Le père de Jérôme est aujourd'hui hospitalisé dans un état grave en réanimation au CHU d'Amiens. Selon Jérôme, la prison a tardé à le prévenir, alors que son père présentait déjà des signes du coronavirus : "Je suis en colère. La prison ne m'a appelé que ce mercredi, alors que mon père a été transféré à l'hôpital vendredi dernier. J'ai passé des heures à tenter de joindre le CHU, ils sont débordés. Et comme il est atteint du coronavirus, je ne peux pas le voir, je n'ai même pas pu lui passer un coup de fil"

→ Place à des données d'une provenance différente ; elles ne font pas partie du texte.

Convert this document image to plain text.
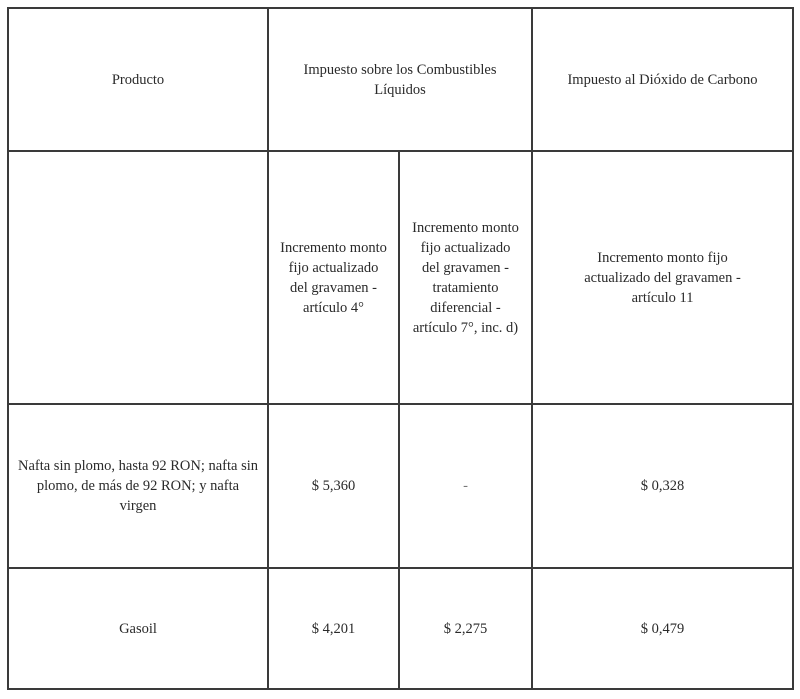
Producto	Impuesto sobre los Combustibles Líquidos		Impuesto al Dióxido de Carbono
	Incremento monto fijo actualizado del gravamen - artículo 4°	Incremento monto fijo actualizado del gravamen - tratamiento diferencial - artículo 7°, inc. d)	Incremento monto fijo actualizado del gravamen - artículo 11
Nafta sin plomo, hasta 92 RON; nafta sin plomo, de más de 92 RON; y nafta virgen	$ 5,360	-	$ 0,328
Gasoil	$ 4,201	$ 2,275	$ 0,479
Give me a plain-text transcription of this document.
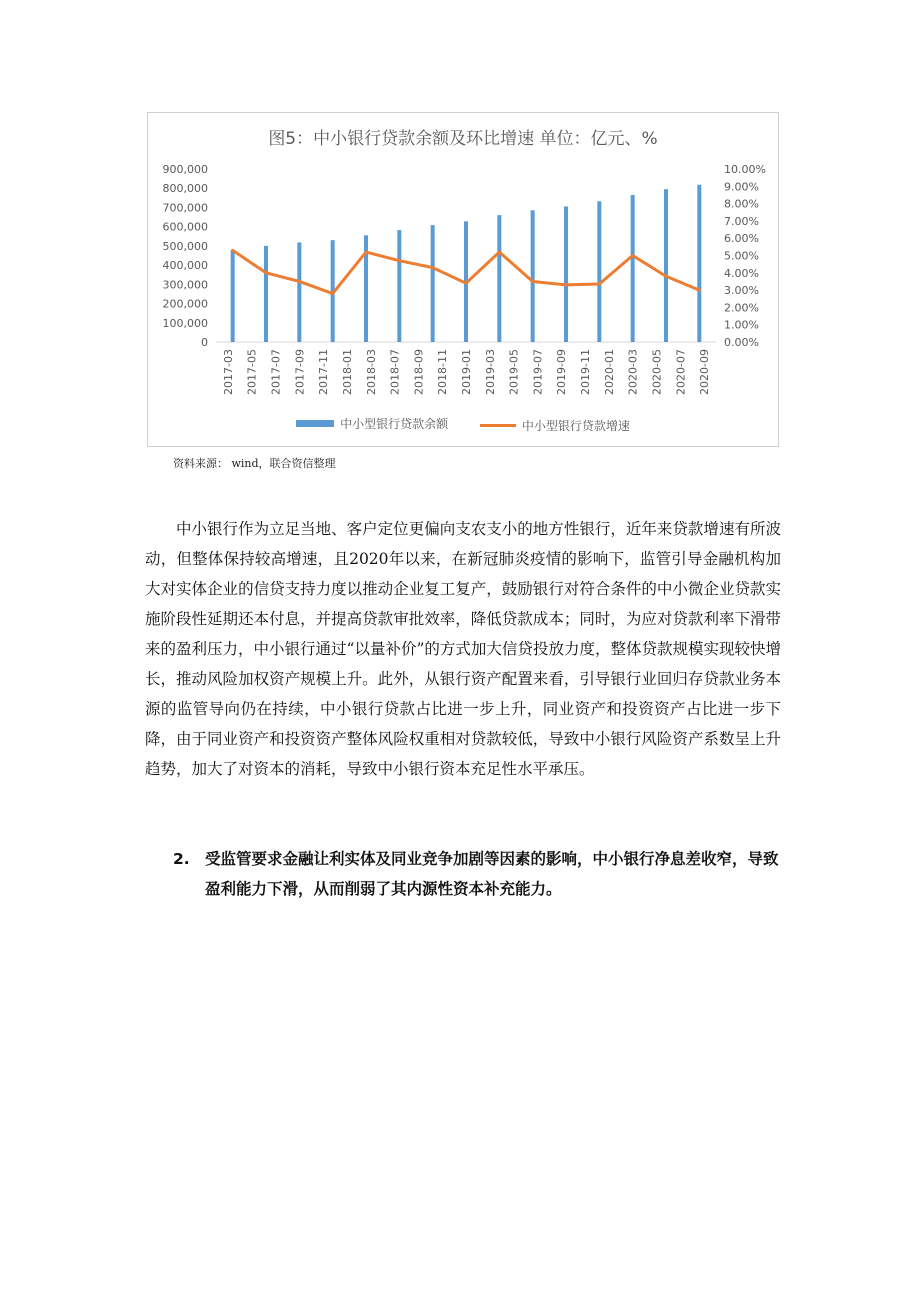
图5：中小银行贷款余额及环比增速 单位：亿元、%
0
100,000
200,000
300,000
400,000
500,000
600,000
700,000
800,000
900,000
0.00%
1.00%
2.00%
3.00%
4.00%
5.00%
6.00%
7.00%
8.00%
9.00%
10.00%
2017-03 2017-05 2017-07 2017-09 2017-11 2018-01 2018-03 2018-07 2018-09 2018-11 2019-01 2019-03 2019-05 2019-07 2019-09 2019-11 2020-01 2020-03 2020-05 2020-07 2020-09
中小型银行贷款余额
	中小型银行贷款增速
资料来源： wind，联合资信整理

中小银行作为立足当地、客户定位更偏向支农支小的地方性银行，近年来贷款增速有所波动，但整体保持较高增速，且2020年以来，在新冠肺炎疫情的影响下，监管引导金融机构加大对实体企业的信贷支持力度以推动企业复工复产，鼓励银行对符合条件的中小微企业贷款实施阶段性延期还本付息，并提高贷款审批效率，降低贷款成本；同时，为应对贷款利率下滑带来的盈利压力，中小银行通过“以量补价”的方式加大信贷投放力度，整体贷款规模实现较快增长，推动风险加权资产规模上升。此外，从银行资产配置来看，引导银行业回归存贷款业务本源的监管导向仍在持续，中小银行贷款占比进一步上升，同业资产和投资资产占比进一步下降，由于同业资产和投资资产整体风险权重相对贷款较低，导致中小银行风险资产系数呈上升趋势，加大了对资本的消耗，导致中小银行资本充足性水平承压。

2. 受监管要求金融让利实体及同业竞争加剧等因素的影响，中小银行净息差收窄，导致盈利能力下滑，从而削弱了其内源性资本补充能力。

Le père de Jérôme partageait sa cellule avec un autre détenu, qui a été placé en cellule individuelle, en tant que suspicion de cas de coronavirus. L'administration pénitentiaire a fourni des masques aux surveillants qui entrent en contact avec lui. Mais "Juste pour entrer en contact avec ce détenu", note Joris Ledoux, secrétaire régional adjoint du syndicat de surveillants UFAP-UNSA.

Les surveillants craignent une multiplication des cas

"Pour le quotidien, on n'a rien, pas de masque ni matériel de protection. On nous dit que des ailes de prison seront confinées pour accueillir les cas de Covid-19, mais si vous avez 30 détenus qui côtoient les surveillants, ça pose un souci. On sent poindre l'hécatombe", s'emporte Joris Ledoux. 

Selon lui, si les cas se multiplient, la tension va monter parmi les détenus. Et le personnel est d'autant moins armé face à cette "poudrière", comme il l'appelle, que nombre d'entre eux sont absent car placés en quatorzaine ou en arrêt de travail pour faire l'école à la maison à leurs enfants.